L’exécuteur soupira, agacé. Il souhaitait bien du courage à l’Impératrice pour supporter son futur mari.
Le capitaine du navire marchand s’agita soudain, il cria des ordres à ses hommes en hidig, la langue locale. Ces dernières obéirent précipitamment et commencèrent une manœuvre d’arrêt d’urgence, relâchant les bouts qui tenaient les voiles pour les faire claquer.
— Qu’y a-t-il ? demanda Lohan au second.
L’homme fixait un point au-delà de la proue.
— Voyez-vous même.
Le rebelle s’approcha de l’avant et contempla, stupéfait, l’immense filet de métal qui, tendu d’une berge à l’autre, leur barrait totalement le passage. Un ponton famélique avait été dressé en avant de la barrière, débordant de navires amarrés. Le port principal, lui, était visible entre les larges mailles du filet, c’était le seul endroit où les murailles pâles de la capitale s’ouvraient.
— On était pas au courant de ça, fit le second, mais c’est plutôt logique. L’Impératrice redoute la marine de la Trinité.
La capitaine cria de nouveaux ordres. Le bateau se traina lentement jusqu’au port improvisé, et s’amarra à couple, faute de place.

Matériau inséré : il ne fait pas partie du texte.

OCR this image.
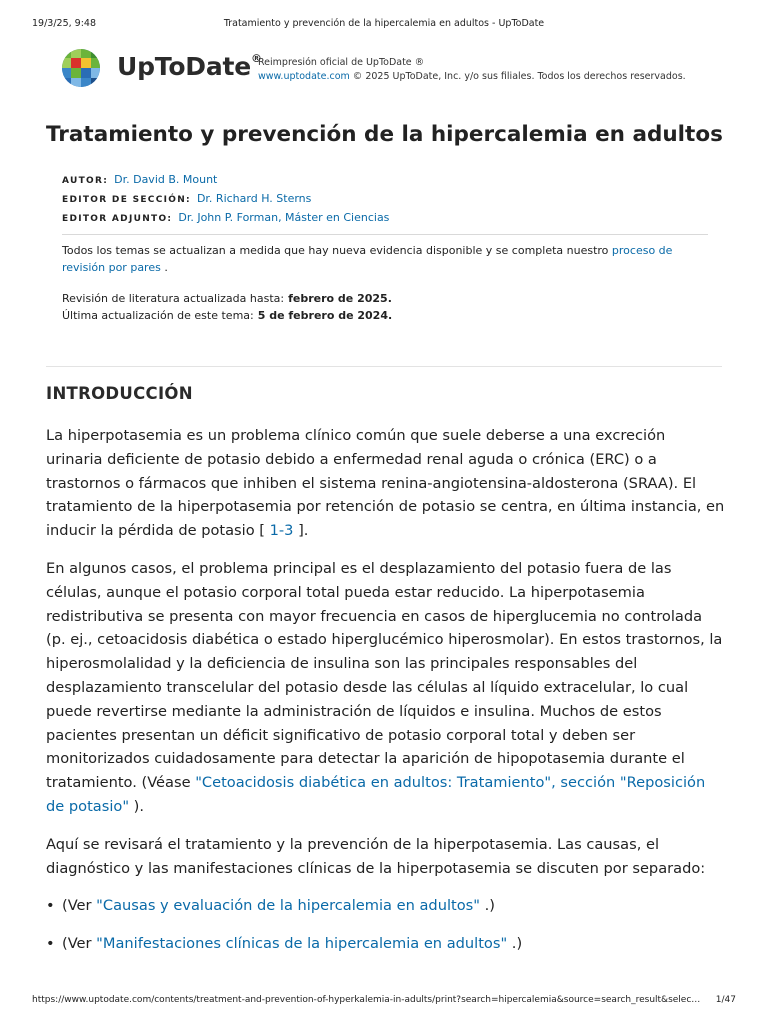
19/3/25, 9:48	Tratamiento y prevención de la hipercalemia en adultos - UpToDate
UpToDate®
Reimpresión oficial de UpToDate ®
www.uptodate.com © 2025 UpToDate, Inc. y/o sus filiales. Todos los derechos reservados.
Tratamiento y prevención de la hipercalemia en adultos
AUTOR: Dr. David B. Mount
EDITOR DE SECCIÓN: Dr. Richard H. Sterns
EDITOR ADJUNTO: Dr. John P. Forman, Máster en Ciencias
Todos los temas se actualizan a medida que hay nueva evidencia disponible y se completa nuestro proceso de revisión por pares .
Revisión de literatura actualizada hasta: febrero de 2025.
Última actualización de este tema: 5 de febrero de 2024.
INTRODUCCIÓN

La hiperpotasemia es un problema clínico común que suele deberse a una excreción urinaria deficiente de potasio debido a enfermedad renal aguda o crónica (ERC) o a trastornos o fármacos que inhiben el sistema renina-angiotensina-aldosterona (SRAA). El tratamiento de la hiperpotasemia por retención de potasio se centra, en última instancia, en inducir la pérdida de potasio [ 1-3 ].

En algunos casos, el problema principal es el desplazamiento del potasio fuera de las células, aunque el potasio corporal total pueda estar reducido. La hiperpotasemia redistributiva se presenta con mayor frecuencia en casos de hiperglucemia no controlada (p. ej., cetoacidosis diabética o estado hiperglucémico hiperosmolar). En estos trastornos, la hiperosmolalidad y la deficiencia de insulina son las principales responsables del desplazamiento transcelular del potasio desde las células al líquido extracelular, lo cual puede revertirse mediante la administración de líquidos e insulina. Muchos de estos pacientes presentan un déficit significativo de potasio corporal total y deben ser monitorizados cuidadosamente para detectar la aparición de hipopotasemia durante el tratamiento. (Véase "Cetoacidosis diabética en adultos: Tratamiento", sección "Reposición de potasio" ).

Aquí se revisará el tratamiento y la prevención de la hiperpotasemia. Las causas, el diagnóstico y las manifestaciones clínicas de la hiperpotasemia se discuten por separado:

• (Ver "Causas y evaluación de la hipercalemia en adultos" .)
• (Ver "Manifestaciones clínicas de la hipercalemia en adultos" .)
https://www.uptodate.com/contents/treatment-and-prevention-of-hyperkalemia-in-adults/print?search=hipercalemia&source=search_result&selec… 1/47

— Bonne chance ! lança le second à Lohan lorsque celui-ci mit pied à terre.
Ce dernier hocha la tête, inquiet. Fiona, Azad et le maître transcripteur à sa suite, il s’engagea dans les chemins laissés par les tentes des réfugiés.
Des yeux avides les percutèrent immédiatement, ils étaient des dizaines. Non, des centaines. Le petit groupe avait l’air trop bien nourri pour passer inaperçu, sans compter les habits dégoulinant de richesse dans lesquels le prince de Naotmöt se pavanait. Ils les suivirent en silence, innombrables et pourtant presque invisibles.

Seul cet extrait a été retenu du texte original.